Xerox proposed a combination of products that would facilitate information sharing within our firm. The company's representatives suggested that we select DocuShare, a Xerox software suite that would enable our staff to access documents from wherever they are via a Web interface.

It would include a DigiPath scanning workstation consisting of a DigiPath scanner and DigiPath production software - which allows for hardcopy scanning, file storage and retrieval, electronic distribution and remote printing.

The DocuShare system and Digipath equipment would integrate with our existing network and with our DocuTech printer.

Search Capabilities

We gave Xerox the green light. I was hopeful that, if this new tool delivered what it promised, our attorneys would be able to easily search both digital and hard copy documents.

Stored objects and documents would be able to be viewed at an attorney's desktop or printed to either the local desktop printer or, for large print volumes, to the 135 page-per-minute DocuTech printer.

The DocuShare suite runs on any Pentium-based Microsoft NT 4 server with Microsoft IIS, or on a Sun Sparc UNIX workstation. We use Windows 95 & Windows 98 on our desktop PCs, running on a Novell 4.11 network, and accessing numerous Microsoft NT application servers.

The system also includes many security features not available in the PC DOCS and SoftSolutions systems we reviewed. For example, the DocuShare software allows our document repository to be password-protected and lets us establish views for each employee, so they can only access the information they have permission to view. Additionally, all communications within the DocuShare system, use secure socket layer (SSL) 128-bit encryption.

The DocuShare system was up and running in about four months with the help of our firm's training staff and Xerox employees on-site. The DocuShare installation now serves about 1,000 users on a 1,100-node wide-area network in 10 East Coast locations.

Training

Although DocuShare has been in place only about 18 months, its use is growing rapidly throughout the firm. While it was initially difficult to persuade our attorneys to attend the one-hour training session, most became enthusiastic once they saw the potential of the system.

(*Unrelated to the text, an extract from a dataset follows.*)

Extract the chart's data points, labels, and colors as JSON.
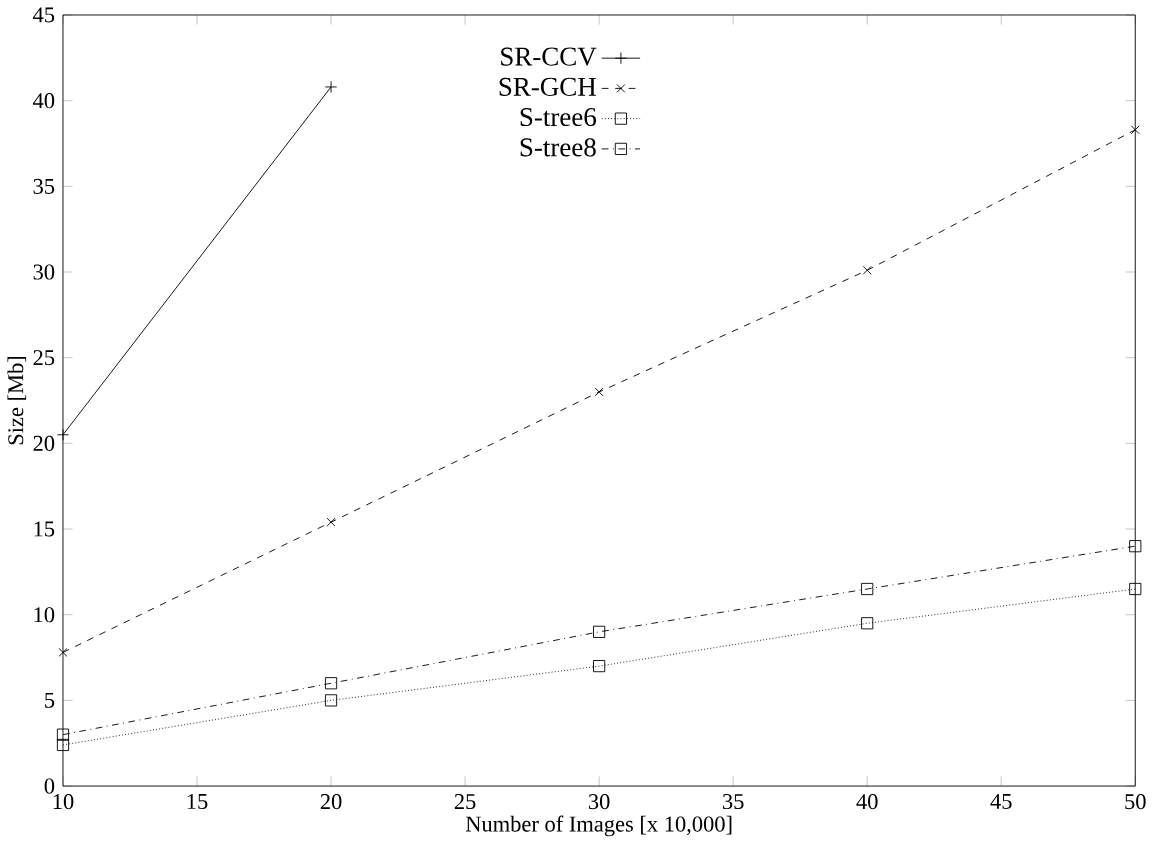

For example, using DigiPath, we are able to convert hard copy into searchable documents. Alex Stein, a senior partner and a member of our technology committee, immediately started loading his department's forms into DocuShare and within a month had more than 700 documents in the repository.

Another senior partner, Larry Beaser, has scanned in numerous binders worth of documents for collaboration with his clients. They are scanned and saved in Adobe Acrobat PDF format, making it easy to perform a full-text search for key words. This has eliminated several file drawers of paper and has enabled him to work more closely with his client, who also has access to key documents.

Attorneys who work from remote sites can now use the DocuShare system to access forms and documents, rather than dialing in to their PCs at the office.

The system also has been integrated with the firm's Intranet, and it has provided other benefits. For example, the firm's Bulletin, published three times a week, now gets posted to the 'firm communications' area in DocuShare.

Employees access and read the Bulletin at their convenience, from any location. This has eliminated the copying and distribution of this former paper-based document, reducing time, cost and labor.

Back issues are also available online, archived in DocuShare and searchable, should anyone need to find specific information contained in an older edition. DocuShare is also used to advertise items for sale, birth/death announcements, sporting activities and other social events that previously resulted in numerous e-mails.

Consequently, DocuShare also contributes to enhanced communication between the different groups at Blank Rome, creating an environment of improved community spirit.

Overall Change

Overall, the DocuShare implementation has changed the way our firm does business. We have added value to our client interactions and have improved our work efficiencies, and even enhanced our intra-company communications.

Our next steps include upgrading to the Docushare 2.2 version and making it the sole repository for all documents at Blank Rome.

Laurence Liss is chief technology officer of Blank Rome Comisky & McCauley L.L.P.